The program is built on the 4-H fundamentals of belonging, mastery, independence, and generosity.

“I’ve learned about the opportunities I have and what I can do in the future,” Rogowski says. “We spoke to UConn professors and met students. The connections the club has to the different workforce areas are my favorite part. The presentations from professionals showed how many options there are.”

Rogowski completed CRISPR and gene mutation research, which aligned with her interest of bringing extinct animals back. She presented her ideas to the teams from New Mexico State University and UConn in March 2023 and continues her program involvement.

Opening Doors with 4-H

Amanda Thomson is a UConn 4-H volunteer in Middlesex County and an agriscience teacher at Middletown High School. She encouraged Rogowski to join the local 4-H club during her sophomore year in addition to the 4-H agriculture and biotechnology program.

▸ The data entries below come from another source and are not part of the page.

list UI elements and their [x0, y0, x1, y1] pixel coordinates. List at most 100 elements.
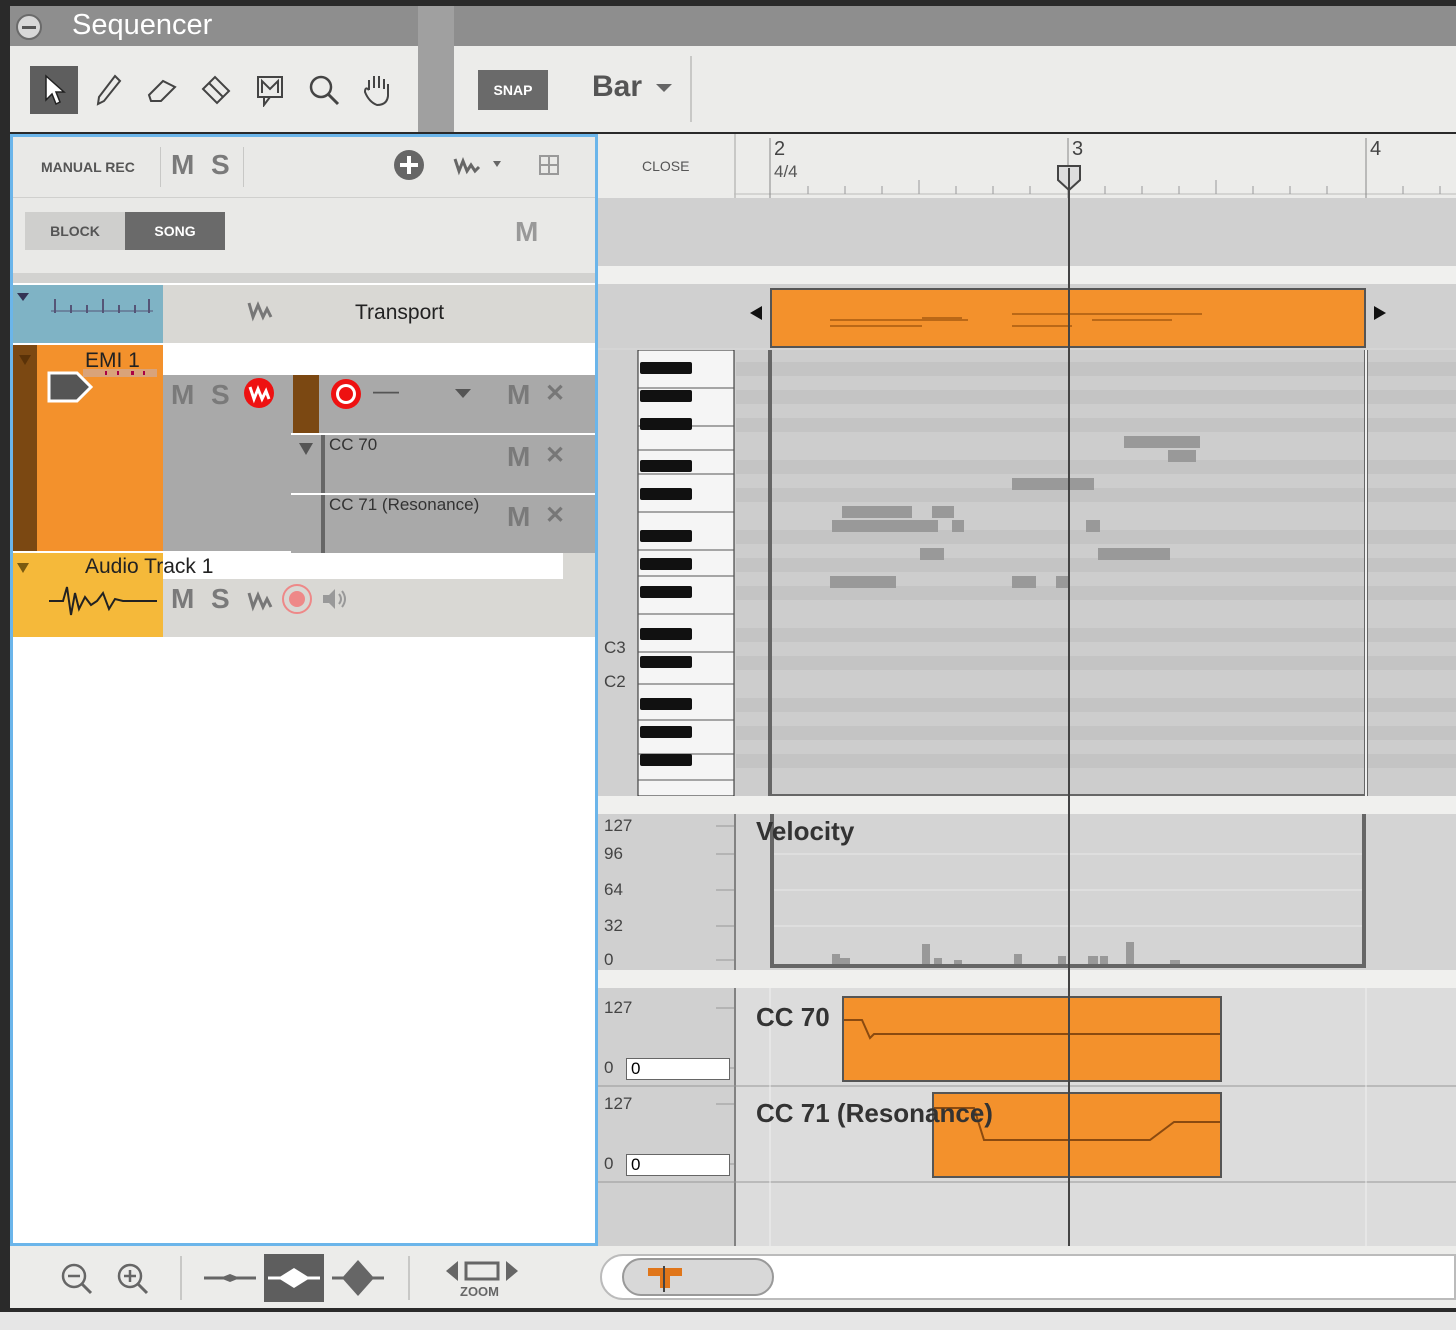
chevron-down-icon[interactable]: [455, 389, 471, 398]
add-track-icon[interactable]: [393, 149, 425, 186]
manual-rec-button[interactable]: MANUAL REC: [41, 159, 135, 175]
loop-right-icon[interactable]: [1374, 306, 1386, 320]
block-button[interactable]: BLOCK: [25, 212, 125, 250]
title-bar: Sequencer: [10, 6, 1456, 46]
transport-thumbnail: [13, 285, 163, 343]
piano-roll-grid[interactable]: [736, 342, 1456, 798]
clip-lane: [598, 284, 1456, 348]
razor-icon[interactable]: [192, 66, 240, 114]
cc71-value-field[interactable]: 0: [626, 1154, 730, 1176]
transport-lane: [598, 198, 1456, 266]
song-button[interactable]: SONG: [125, 212, 225, 250]
pencil-icon[interactable]: [84, 66, 132, 114]
cc70-max: 127: [604, 998, 633, 1017]
lane-color-strip: [293, 375, 319, 433]
tool-palette: [10, 46, 418, 132]
solo-all-button[interactable]: S: [211, 149, 230, 181]
snap-button[interactable]: SNAP: [478, 70, 548, 110]
lane-height-large-icon[interactable]: [330, 1258, 386, 1303]
track-name-transport: Transport: [355, 301, 445, 324]
solo-button[interactable]: S: [211, 379, 230, 411]
zoom-in-icon[interactable]: [116, 1262, 150, 1301]
cc-lanes: 127 0 0 CC 70 127 0 0 CC 71 (Resonance): [598, 988, 1456, 1246]
divider: [243, 147, 244, 187]
view-mode-bar: BLOCK SONG M: [13, 197, 595, 274]
automation-menu-icon[interactable]: [453, 153, 509, 182]
grid-value: Bar: [592, 70, 643, 103]
collapse-icon[interactable]: [16, 14, 42, 40]
automation-icon[interactable]: [247, 297, 273, 328]
mute-all-button[interactable]: M: [171, 149, 194, 181]
lane-height-small-icon[interactable]: [202, 1262, 258, 1299]
automation-enabled-icon[interactable]: [243, 377, 275, 414]
piano-keyboard[interactable]: C3: [598, 349, 736, 797]
song-overview-scrollbar[interactable]: [600, 1254, 1456, 1300]
lane-mute-button[interactable]: M: [507, 441, 530, 473]
lane-name: CC 70: [329, 435, 378, 454]
speaker-icon[interactable]: [321, 587, 349, 616]
eraser-icon[interactable]: [138, 66, 186, 114]
snap-toolbar: SNAP Bar: [454, 46, 1456, 132]
emi-label-strip: [163, 345, 595, 375]
mute-button[interactable]: M: [171, 379, 194, 411]
delete-lane-icon[interactable]: ✕: [545, 441, 565, 470]
divider: [408, 1256, 410, 1300]
toolbar-divider: [418, 6, 454, 132]
lane-select-value[interactable]: —: [373, 375, 399, 406]
loop-left-icon[interactable]: [750, 306, 762, 320]
spacer: [13, 273, 595, 283]
note-label: C2: [604, 672, 626, 691]
status-strip: [0, 1312, 1456, 1330]
toolbar-separator: [690, 56, 692, 122]
grid-select[interactable]: Bar: [592, 70, 673, 104]
lane-indent: [321, 495, 325, 553]
timeline-ruler[interactable]: CLOSE 2 4/4 3 4: [598, 134, 1456, 198]
record-enable-icon[interactable]: [329, 377, 363, 416]
grid-icon[interactable]: [539, 155, 559, 180]
scroll-thumb[interactable]: [622, 1258, 774, 1296]
window-title: Sequencer: [72, 9, 213, 41]
note-label: C3: [604, 638, 626, 657]
velocity-lane[interactable]: 127 96 64 32 0 Velocity: [598, 814, 1456, 970]
zoom-label: ZOOM: [460, 1284, 499, 1299]
audio-label-strip: [163, 553, 563, 579]
emi-track[interactable]: EMI 1 M S — M ✕ CC 70 M ✕ CC 71 (Resonan…: [13, 345, 595, 553]
record-enable-icon[interactable]: [281, 583, 313, 620]
cc71-title: CC 71 (Resonance): [756, 1098, 993, 1128]
track-list-panel: MANUAL REC M S BLOCK SONG M Transport EM…: [10, 134, 598, 1246]
cc70-clip[interactable]: [842, 996, 1222, 1082]
delete-lane-icon[interactable]: ✕: [545, 501, 565, 530]
audio-track[interactable]: Audio Track 1 M S: [13, 553, 595, 637]
divider: [160, 147, 161, 187]
bottom-toolbar: ZOOM: [10, 1246, 1456, 1308]
mute-button[interactable]: M: [171, 583, 194, 615]
lane-name: CC 71 (Resonance): [329, 495, 480, 514]
lane-separator: [598, 970, 1456, 988]
lane-indent: [321, 435, 325, 493]
sequencer-editor: CLOSE 2 4/4 3 4 C3 C2 127 96 64 32 0 Vel…: [598, 134, 1456, 1246]
delete-lane-icon[interactable]: ✕: [545, 379, 565, 408]
mute-tool-icon[interactable]: [246, 66, 294, 114]
transport-track[interactable]: Transport: [13, 285, 595, 343]
lane-mute-button[interactable]: M: [507, 379, 530, 411]
zoom-out-icon[interactable]: [60, 1262, 94, 1301]
chevron-down-icon: [656, 84, 673, 93]
lane-row[interactable]: CC 70 M ✕: [291, 433, 595, 493]
pointer-icon[interactable]: [30, 66, 78, 114]
lane-separator: [598, 796, 1456, 814]
hand-icon[interactable]: [354, 66, 402, 114]
track-name-emi: EMI 1: [85, 349, 140, 372]
solo-button[interactable]: S: [211, 583, 230, 615]
cc70-value-field[interactable]: 0: [626, 1058, 730, 1080]
magnifier-icon[interactable]: [300, 66, 348, 114]
lane-row[interactable]: CC 71 (Resonance) M ✕: [291, 493, 595, 553]
mute-m-button[interactable]: M: [515, 216, 538, 248]
collapse-triangle-icon[interactable]: [299, 443, 313, 455]
automation-icon[interactable]: [247, 587, 273, 618]
cc70-title: CC 70: [756, 1002, 830, 1032]
playhead-line: [1068, 168, 1070, 1246]
lane-height-medium-icon[interactable]: [264, 1254, 324, 1302]
velocity-title: Velocity: [756, 816, 855, 846]
track-list-header: MANUAL REC M S: [13, 137, 595, 197]
lane-mute-button[interactable]: M: [507, 501, 530, 533]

“The UConn 4-H program has provided many wonderful leadership and experiential learning opportunities for our members; it helps connect our members to real-world experiences, to one another, and to adult role models. Several of our members have discovered their career pathways by participating in the 4-H program,” Thomson says.

Rogowski first joined the club and became the assistant coordinator for the Home Arts department at the Middlesex-New Haven 4-H Fair.

“I was covering for someone at my first Fairboard meeting and didn’t know what to do. Kate Yale, a UConn 4-H volunteer, told me it would all be fine, 4-H isn’t a place that judges you, she made me really comfortable. 4-H is more fun than fear, I was scared to present the committee report at first, but quickly became comfortable doing it and the fear fell away and it became fun.”

Students working together at a conference
Rogowski (center) at the Ignite conference. (Contributed photo)

Rogowski also received a scholarship from the 4-H biotechnology and agriculture program to attend Ignite by 4-H, a national conference in Washington D.C. in March of 2023. Youth apply for the trip, are interviewed, and selections are made. The inclusive teen event offers workshops and programs, and gives youth the opportunity to learn, connect, and share their ideas.

“It was the opportunity of a lifetime and showed me that my career path is one I will enjoy,” Rogowski reflects. “It also showed me that no matter where you are from, a job isn’t about money or credit, it’s about helping people in the future while helping myself. Ignite was cool because I met so many people and was introduced to perspectives other than my own. There were youth there from Alaska, Puerto Rico, and other places. It was a reality check that not everyone lives the way you do.”

In April, she attended UConn 4-H Citizenship Day at the Capitol in Hartford and experienced different government processes and met other 4-H youth from around the state. Two encouraged her to apply for the UConn 4-H Teen Council, and in November, she began her service with the group.

“Through 4-H I have seen Zuzanna grow as a leader and advocate. She has developed her knowledge of STEM-related activities and careers, demonstrated confidence as a public speaker, and discover how to work effectively as a team member,” Thomson continues. “Being selected as a state delegate to attend the Ignite conference in Washington, D.C. was a literal game changer; as its name implies, that experience truly ‘lit a fire’ in Zuzanna that has spilled over to all other aspects of her life as a student, athlete, and leader. I am excited to see where 4-H leads her next.”

Rogowski wants to become a state FFA officer, apply to UConn where she plants to major in agriscience education, and become a UConn 4-H mentor and volunteer in the future. She also has plans to volunteer internationally after completing her degree.

“My best memory of 4-H is becoming part of the family and having people in 4-H around me,” Rogowski concludes. “There’s something for everyone in UConn 4-H and it’s warm and welcoming. We have mechanics, crafts, archery – your project can be anything you choose it to be. 4-H has a place in your life no matter your age, ethnicity, and what you like to do.”


Advancing 4-H Youth Careers in Food and Agriculture via Biotechnology and STEM is supported by the Food and Agriculture Nonformal Education program, grant 2022-68018-36094 from the USDA National Institute of Food and Agriculture.